The Hollywood Reporter reviews GEP friends’ THE TRANSFIGURATION:
An orphaned African-American teen leads a secret life fed by vampire lore in Michael O’Shea’s indie debut, premiering at Cannes in Un Certain Regard.
Wide-ranging references to vampire mythology in literature and cinema are scattered throughout writer-director Michael O’Shea’s low-key but absorbing first feature, The Transfiguration. But what distinguishes this stripped-down anti-horror film — set amid the housing projects and lonely beachfronts of the Rockaways in Queens, New York — is its absence of the supernatural. While death by bloodsucking is very much a factor, this is actually a subdued, contemplative drama about the lingering trauma of grief and the efforts of an introspective teenager to invent an invulnerable persona to shield and ultimately release him.
Genre consumers addicted to fast-cut thrills and gory excesses are unlikely to remain glued to this unapologetically downbeat film, though its acknowledgement of influences from Murnau’s Nosferatu through George A. Romero’s Martin and Kathryn Bigelow’s Near Dark to Tomas Alfredson’s Let the Right One In will stoke some interest in serious aficionados. The core audience is more likely to be admirers of austere indies that bring an unvarnished gaze (and unhurried pacing) to the wounded casualties on the far fringes of metropolitan life.
In that respect, the relatively untrafficked screen setting, a low-income area still somewhat dazed by the physical and economic battering of Hurricane Sandy in 2012, with Manhattan both a subway ride and a world away, adds authenticity. Subtext themes of poverty, race and class are ingrained in the visuals, without the need for commentary. And cinematographer Sung Rae Cho’s tack of viewing the protagonists in wide-shot exteriors that emphasize their solitude in this environment — particularly the shoreline and boardwalk scenes — adds to the melancholy feel.
The movie opens with a sly bit of audience deception in a public restroom, where the sounds emerging from behind a cubicle door and the two pairs of feet visible underneath give the impression of illicit sex.
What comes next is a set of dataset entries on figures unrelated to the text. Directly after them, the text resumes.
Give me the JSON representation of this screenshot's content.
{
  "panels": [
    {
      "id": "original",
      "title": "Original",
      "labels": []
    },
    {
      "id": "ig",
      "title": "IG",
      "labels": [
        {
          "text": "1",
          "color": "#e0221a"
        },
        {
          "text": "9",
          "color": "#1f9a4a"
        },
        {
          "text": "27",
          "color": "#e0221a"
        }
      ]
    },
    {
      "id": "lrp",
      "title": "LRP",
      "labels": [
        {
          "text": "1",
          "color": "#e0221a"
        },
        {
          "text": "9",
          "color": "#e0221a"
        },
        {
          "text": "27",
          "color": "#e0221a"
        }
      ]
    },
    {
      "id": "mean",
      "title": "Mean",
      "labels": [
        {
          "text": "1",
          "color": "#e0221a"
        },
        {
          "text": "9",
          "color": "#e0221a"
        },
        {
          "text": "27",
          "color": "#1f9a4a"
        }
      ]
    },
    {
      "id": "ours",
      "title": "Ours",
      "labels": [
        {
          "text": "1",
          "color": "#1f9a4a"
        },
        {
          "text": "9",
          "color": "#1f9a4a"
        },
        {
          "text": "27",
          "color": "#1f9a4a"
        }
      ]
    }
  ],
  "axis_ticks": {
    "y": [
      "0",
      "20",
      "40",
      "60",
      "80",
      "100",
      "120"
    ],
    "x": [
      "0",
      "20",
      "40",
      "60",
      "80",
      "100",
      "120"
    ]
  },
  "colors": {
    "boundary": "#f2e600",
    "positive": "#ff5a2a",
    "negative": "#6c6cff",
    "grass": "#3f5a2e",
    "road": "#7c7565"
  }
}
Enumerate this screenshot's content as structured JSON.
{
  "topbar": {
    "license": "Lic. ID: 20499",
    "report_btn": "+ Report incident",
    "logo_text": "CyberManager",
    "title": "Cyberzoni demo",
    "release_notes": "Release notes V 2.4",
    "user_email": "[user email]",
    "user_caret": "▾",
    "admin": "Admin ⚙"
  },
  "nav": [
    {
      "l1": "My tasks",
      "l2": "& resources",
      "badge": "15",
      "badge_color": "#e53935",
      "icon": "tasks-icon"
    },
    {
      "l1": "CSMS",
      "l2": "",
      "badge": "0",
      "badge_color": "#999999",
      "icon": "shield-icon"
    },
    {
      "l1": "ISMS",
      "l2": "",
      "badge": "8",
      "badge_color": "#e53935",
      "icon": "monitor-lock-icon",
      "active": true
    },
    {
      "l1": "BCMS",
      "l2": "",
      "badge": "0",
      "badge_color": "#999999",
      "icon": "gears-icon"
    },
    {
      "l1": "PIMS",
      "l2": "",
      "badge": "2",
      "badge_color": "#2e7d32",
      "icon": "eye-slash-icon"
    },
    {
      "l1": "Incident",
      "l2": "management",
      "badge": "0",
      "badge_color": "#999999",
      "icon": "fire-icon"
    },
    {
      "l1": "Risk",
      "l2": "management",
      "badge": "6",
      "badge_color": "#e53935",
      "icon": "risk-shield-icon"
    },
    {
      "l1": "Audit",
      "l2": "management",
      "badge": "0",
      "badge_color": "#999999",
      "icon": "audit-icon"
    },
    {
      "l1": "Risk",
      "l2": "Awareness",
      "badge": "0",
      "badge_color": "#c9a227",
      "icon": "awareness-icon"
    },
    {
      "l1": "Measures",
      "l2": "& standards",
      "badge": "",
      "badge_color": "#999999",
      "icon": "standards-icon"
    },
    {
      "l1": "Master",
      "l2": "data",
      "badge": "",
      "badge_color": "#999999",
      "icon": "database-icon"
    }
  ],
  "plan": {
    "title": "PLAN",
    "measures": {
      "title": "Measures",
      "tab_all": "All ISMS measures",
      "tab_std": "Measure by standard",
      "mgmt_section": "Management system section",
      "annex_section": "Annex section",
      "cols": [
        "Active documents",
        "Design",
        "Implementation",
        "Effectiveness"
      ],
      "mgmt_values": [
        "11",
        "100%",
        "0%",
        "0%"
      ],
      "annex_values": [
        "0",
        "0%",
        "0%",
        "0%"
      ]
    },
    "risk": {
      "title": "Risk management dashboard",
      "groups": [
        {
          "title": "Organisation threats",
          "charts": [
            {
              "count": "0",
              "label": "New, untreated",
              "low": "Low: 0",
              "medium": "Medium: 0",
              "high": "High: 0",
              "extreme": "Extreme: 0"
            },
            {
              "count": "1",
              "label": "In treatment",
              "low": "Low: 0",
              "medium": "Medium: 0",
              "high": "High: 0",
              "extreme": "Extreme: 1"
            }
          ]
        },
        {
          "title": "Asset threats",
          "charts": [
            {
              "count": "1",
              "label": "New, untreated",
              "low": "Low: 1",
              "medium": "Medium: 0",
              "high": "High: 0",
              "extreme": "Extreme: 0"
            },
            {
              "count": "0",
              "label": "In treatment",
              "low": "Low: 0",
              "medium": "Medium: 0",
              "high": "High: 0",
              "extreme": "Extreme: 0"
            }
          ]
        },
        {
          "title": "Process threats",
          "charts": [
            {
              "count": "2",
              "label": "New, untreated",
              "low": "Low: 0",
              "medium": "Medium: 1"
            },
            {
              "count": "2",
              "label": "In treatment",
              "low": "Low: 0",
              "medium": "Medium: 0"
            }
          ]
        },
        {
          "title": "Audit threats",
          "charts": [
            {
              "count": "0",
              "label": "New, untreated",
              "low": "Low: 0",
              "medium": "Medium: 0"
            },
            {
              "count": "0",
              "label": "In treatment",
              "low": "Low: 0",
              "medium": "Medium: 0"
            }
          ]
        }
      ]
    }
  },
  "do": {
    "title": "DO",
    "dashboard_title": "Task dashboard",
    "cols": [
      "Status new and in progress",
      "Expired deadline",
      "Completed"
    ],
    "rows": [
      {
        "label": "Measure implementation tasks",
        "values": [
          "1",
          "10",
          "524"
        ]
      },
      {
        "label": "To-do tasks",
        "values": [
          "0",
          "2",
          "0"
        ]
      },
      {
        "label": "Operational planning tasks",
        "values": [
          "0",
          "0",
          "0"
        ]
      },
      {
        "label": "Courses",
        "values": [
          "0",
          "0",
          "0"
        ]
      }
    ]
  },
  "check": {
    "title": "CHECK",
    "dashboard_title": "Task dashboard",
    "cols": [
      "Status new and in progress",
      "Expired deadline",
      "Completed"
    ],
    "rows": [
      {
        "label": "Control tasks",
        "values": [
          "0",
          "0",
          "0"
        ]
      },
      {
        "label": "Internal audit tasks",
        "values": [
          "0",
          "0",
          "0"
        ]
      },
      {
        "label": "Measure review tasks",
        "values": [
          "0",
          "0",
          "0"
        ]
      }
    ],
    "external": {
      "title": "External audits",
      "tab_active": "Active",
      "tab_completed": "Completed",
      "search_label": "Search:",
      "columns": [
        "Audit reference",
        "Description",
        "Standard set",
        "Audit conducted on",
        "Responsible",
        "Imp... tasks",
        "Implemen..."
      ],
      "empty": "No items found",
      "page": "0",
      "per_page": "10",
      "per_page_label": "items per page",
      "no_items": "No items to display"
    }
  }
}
But 14-year-old Milo (Eric Ruffin) is soon revealed to be chowing down on the neck of a facility user, before lifting the dead guy’s cash and making a calm exit.
An introverted black kid bullied at school and called a freak by local gang members, friendless Milo lives under the guardianship of his older brother Lewis (Aaron Clifton Moten), a military vet who spends his days planted on the couch watching mindless TV. It’s suggested that Lewis was once a gang member, but depression over their mother’s suicide has taken its toll on both brothers. Their father died when Milo was eight.
Milo’s room is his sanctuary, where he watches gruesome nature videos online (scavenger ants devouring prey, lions ripping into an animal carcass) and stashes his loot behind an eclectic stack of VHS vampire flicks, such as The Lost Boys, Fright Night, Nadja and Dracula Untold. (In a jokey reference played straight, he dismisses The Twilight Saga as “unrealistic,” without having seen any of it.) He keeps detailed notebooks full of diagrams and long essays about the rules of hunting and killing.
When a slightly older white girl, Sophie (Chloe Levine), moves into the building to stay with her volatile grandfather, Milo finds an awkward kinship with the fellow orphan, a cutter with self-esteem issues. The film appears to be setting up a twist on the central character dynamic from the terrific Let the Right One In, and alluding to that far superior genre piece does O’Shea no favors. However, the friendship between Milo and Sophie eventually develops in different directions as he purposefully follows a plan that will provide deliverance for her and liberation for him, even if it comes with tragedy.
O’Shea’s storytelling skills sometimes border on the, ahem, anemic, sticking to detached, observational mode when the film could use more muscular forward momentum. But his tenderness toward his characters keeps it watchable. Despite the extreme nature of Milo’s secret life — camping out in Central Park to find victims among the bums that wander the grounds at night — in Ruffin’s internalized performance he is always a damaged boy alone in his pain. The same kind of unshowy rawness characterizes the work of Levine and Moten, yielding several moments that are understated but affecting.
In an insider nod to horror fans, Lloyd Kaufman and Larry Fessenden make brief appearances in ill-fated encounters with Milo. The bloodletting here is a million miles away from the cartoonish schlock violence of Kaufman’s Troma brand, but not entirely unrelated to some of Fessenden’s low-budget early horror films, with their focus on human psychology and social milieu over traditional genre elements. Fessenden’s long association with Kelly Reichardt as a producer also is relevant, given the acknowledged influence here of that filmmaker’s minimalist realism.
O’Shea uses the bursts of droning ambient noise and the somber electronic sounds of Margaret Chardiet’s score to arresting effect. But he’s less interested in creating suspense or pumping up atmosphere than in exploring the ways in which horror, and its intoxicating relationship with death, can be a paradoxical balm for the more earthly cruelties of life. That makes The Transfiguration a difficult movie to classify, but one with an emotional depth that creeps up on you.